Fitchburg shops producing reusable PEEK surgical instruments typically deliver parts cleaned, bagged, and labeled per the device manufacturer's receiving inspection requirements. The shop does not perform sterilization — that step occurs at the device manufacturer's or hospital's sterilization facility. However, the shop is responsible for ensuring that machining residues (cutting fluids, handling oils, metal particles from mixed-material setups) are removed from PEEK surfaces before shipment. ISO 13485-certified shops maintain documented cleaning procedures, typically including ultrasonic cleaning in a validated solution followed by DI water rinse and drying. Cleanliness verification may include visual inspection under magnification and, for critical implant-adjacent instruments, particle count measurement. If the device manufacturer specifies a particular cleaning standard — for example, ASTM F2459 for metallic implants, or a device-specific internal spec — the Fitchburg shop should receive that requirement on the purchase order and document compliance on the certificate of conformance.

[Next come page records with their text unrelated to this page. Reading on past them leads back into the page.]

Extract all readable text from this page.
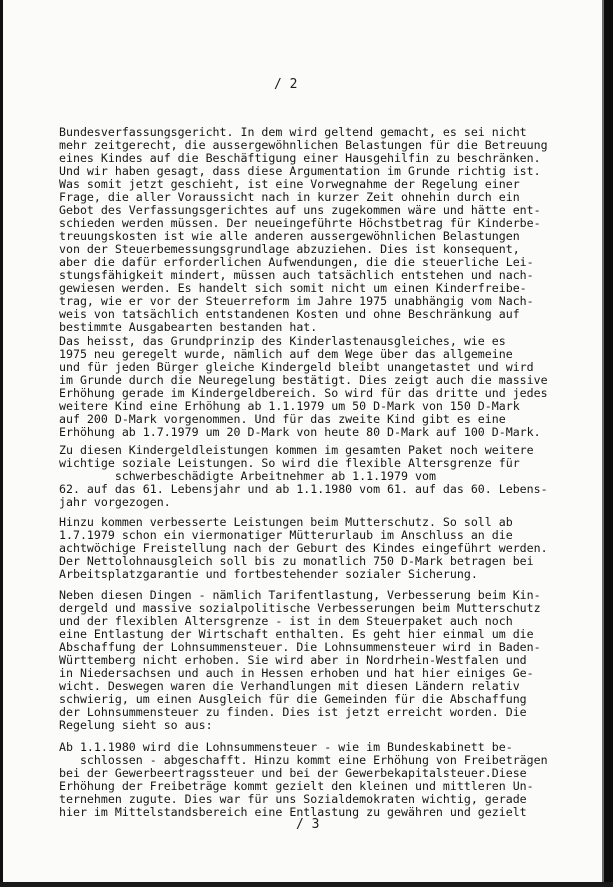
/ 2
Bundesverfassungsgericht. In dem wird geltend gemacht, es sei nicht
mehr zeitgerecht, die aussergewöhnlichen Belastungen für die Betreuung
eines Kindes auf die Beschäftigung einer Hausgehilfin zu beschränken.
Und wir haben gesagt, dass diese Argumentation im Grunde richtig ist.
Was somit jetzt geschieht, ist eine Vorwegnahme der Regelung einer
Frage, die aller Voraussicht nach in kurzer Zeit ohnehin durch ein
Gebot des Verfassungsgerichtes auf uns zugekommen wäre und hätte ent-
schieden werden müssen. Der neueingeführte Höchstbetrag für Kinderbe-
treuungskosten ist wie alle anderen aussergewöhnlichen Belastungen
von der Steuerbemessungsgrundlage abzuziehen. Dies ist konsequent,
aber die dafür erforderlichen Aufwendungen, die die steuerliche Lei-
stungsfähigkeit mindert, müssen auch tatsächlich entstehen und nach-
gewiesen werden. Es handelt sich somit nicht um einen Kinderfreibe-
trag, wie er vor der Steuerreform im Jahre 1975 unabhängig vom Nach-
weis von tatsächlich entstandenen Kosten und ohne Beschränkung auf
bestimmte Ausgabearten bestanden hat.
Das heisst, das Grundprinzip des Kinderlastenausgleiches, wie es
1975 neu geregelt wurde, nämlich auf dem Wege über das allgemeine
und für jeden Bürger gleiche Kindergeld bleibt unangetastet und wird
im Grunde durch die Neuregelung bestätigt. Dies zeigt auch die massive
Erhöhung gerade im Kindergeldbereich. So wird für das dritte und jedes
weitere Kind eine Erhöhung ab 1.1.1979 um 50 D-Mark von 150 D-Mark
auf 200 D-Mark vorgenommen. Und für das zweite Kind gibt es eine
Erhöhung ab 1.7.1979 um 20 D-Mark von heute 80 D-Mark auf 100 D-Mark.
Zu diesen Kindergeldleistungen kommen im gesamten Paket noch weitere
wichtige soziale Leistungen. So wird die flexible Altersgrenze für
schwerbeschädigte Arbeitnehmer ab 1.1.1979 vom
62. auf das 61. Lebensjahr und ab 1.1.1980 vom 61. auf das 60. Lebens-
jahr vorgezogen.
Hinzu kommen verbesserte Leistungen beim Mutterschutz. So soll ab
1.7.1979 schon ein viermonatiger Mütterurlaub im Anschluss an die
achtwöchige Freistellung nach der Geburt des Kindes eingeführt werden.
Der Nettolohnausgleich soll bis zu monatlich 750 D-Mark betragen bei
Arbeitsplatzgarantie und fortbestehender sozialer Sicherung.
Neben diesen Dingen - nämlich Tarifentlastung, Verbesserung beim Kin-
dergeld und massive sozialpolitische Verbesserungen beim Mutterschutz
und der flexiblen Altersgrenze - ist in dem Steuerpaket auch noch
eine Entlastung der Wirtschaft enthalten. Es geht hier einmal um die
Abschaffung der Lohnsummensteuer. Die Lohnsummensteuer wird in Baden-
Württemberg nicht erhoben. Sie wird aber in Nordrhein-Westfalen und
in Niedersachsen und auch in Hessen erhoben und hat hier einiges Ge-
wicht. Deswegen waren die Verhandlungen mit diesen Ländern relativ
schwierig, um einen Ausgleich für die Gemeinden für die Abschaffung
der Lohnsummensteuer zu finden. Dies ist jetzt erreicht worden. Die
Regelung sieht so aus:
Ab 1.1.1980 wird die Lohnsummensteuer - wie im Bundeskabinett be-
schlossen - abgeschafft. Hinzu kommt eine Erhöhung von Freibeträgen
bei der Gewerbeertragssteuer und bei der Gewerbekapitalsteuer.Diese
Erhöhung der Freibeträge kommt gezielt den kleinen und mittleren Un-
ternehmen zugute. Dies war für uns Sozialdemokraten wichtig, gerade
hier im Mittelstandsbereich eine Entlastung zu gewähren und gezielt
/ 3
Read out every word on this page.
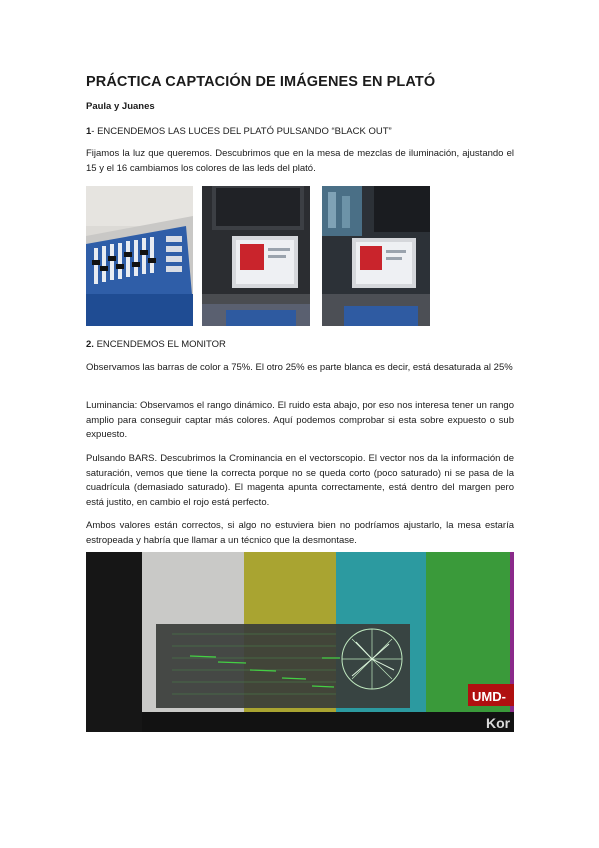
PRÁCTICA CAPTACIÓN DE IMÁGENES EN PLATÓ
Paula y Juanes
1- ENCENDEMOS LAS LUCES DEL PLATÓ PULSANDO “BLACK OUT”

Fijamos la luz que queremos. Descubrimos que en la mesa de mezclas de iluminación, ajustando el 15 y el 16 cambiamos los colores de las leds del plató.

2. ENCENDEMOS EL MONITOR

Observamos las barras de color a 75%. El otro 25% es parte blanca es decir, está desaturada al 25%

Luminancia: Observamos el rango dinámico. El ruido esta abajo, por eso nos interesa tener un rango amplio para conseguir captar más colores. Aquí podemos comprobar si esta sobre expuesto o sub expuesto.

Pulsando BARS. Descubrimos la Crominancia en el vectorscopio. El vector nos da la información de saturación, vemos que tiene la correcta porque no se queda corto (poco saturado) ni se pasa de la cuadrícula (demasiado saturado). El magenta apunta correctamente, está dentro del margen pero está justito, en cambio el rojo está perfecto.

Ambos valores están correctos, si algo no estuviera bien no podríamos ajustarlo, la mesa estaría estropeada y habría que llamar a un técnico que la desmontase.

UMD-
Kor
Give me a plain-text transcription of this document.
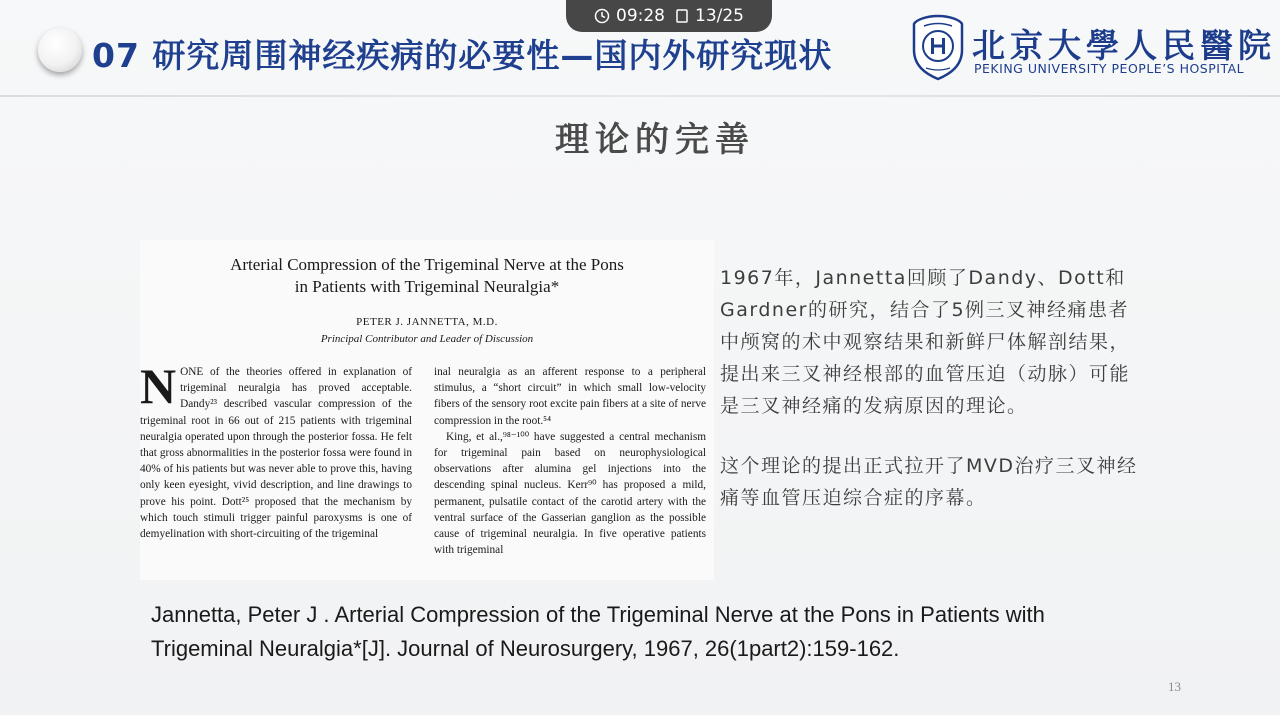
07 研究周围神经疾病的必要性—国内外研究现状	北京大學人民醫院
PEKING UNIVERSITY PEOPLE’S HOSPITAL
理论的完善
Arterial Compression of the Trigeminal Nerve at the Pons
in Patients with Trigeminal Neuralgia*
PETER J. JANNETTA, M.D.
Principal Contributor and Leader of Discussion

NONE of the theories offered in explanation of trigeminal neuralgia has proved acceptable. Dandy²³ described vascular compression of the trigeminal root in 66 out of 215 patients with trigeminal neuralgia operated upon through the posterior fossa. He felt that gross abnormalities in the posterior fossa were found in 40% of his patients but was never able to prove this, having only keen eyesight, vivid description, and line drawings to prove his point. Dott²⁵ proposed that the mechanism by which touch stimuli trigger painful paroxysms is one of demyelination with short-circuiting of the trigeminal

inal neuralgia as an afferent response to a peripheral stimulus, a “short circuit” in which small low-velocity fibers of the sensory root excite pain fibers at a site of nerve compression in the root.⁵⁴

King, et al.,⁹⁸⁻¹⁰⁰ have suggested a central mechanism for trigeminal pain based on neurophysiological observations after alumina gel injections into the descending spinal nucleus. Kerr⁹⁰ has proposed a mild, permanent, pulsatile contact of the carotid artery with the ventral surface of the Gasserian ganglion as the possible cause of trigeminal neuralgia. In five operative patients with trigeminal

1967年，Jannetta回顾了Dandy、Dott和Gardner的研究，结合了5例三叉神经痛患者中颅窝的术中观察结果和新鲜尸体解剖结果，提出来三叉神经根部的血管压迫（动脉）可能是三叉神经痛的发病原因的理论。

这个理论的提出正式拉开了MVD治疗三叉神经痛等血管压迫综合症的序幕。

Jannetta, Peter J . Arterial Compression of the Trigeminal Nerve at the Pons in Patients with Trigeminal Neuralgia*[J]. Journal of Neurosurgery, 1967, 26(1part2):159-162.
13
09:28 13/25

For medical applications, require a certified material test report from the PEEK resin producer (not just a distributor certificate) that includes: resin trade name and grade, lot number, material specification reference (such as ASTM F3002 for PEEK used in implant applications), and biocompatibility data package reference (ISO 10993 series). The Fitchburg shop should provide this document as part of the shipment package tied to the part lot number. For aerospace applications, require a material certification referencing the applicable AMS or ASTM specification — for example, ASTM D6262 covers PEEK shapes — along with mechanical property test results from the form (bar, plate, or rod). For industrial applications where biocompatibility is not required, a standard certificate of conformance from the distributor referencing grade and lot is typically sufficient. Always specify the required certifications on your purchase order rather than relying on the shop to anticipate them — Fitchburg shops operating under AS9100 or ISO 13485 will flag the absence of a cert requirement on an engineering drawing as a quality concern and ask before shipping.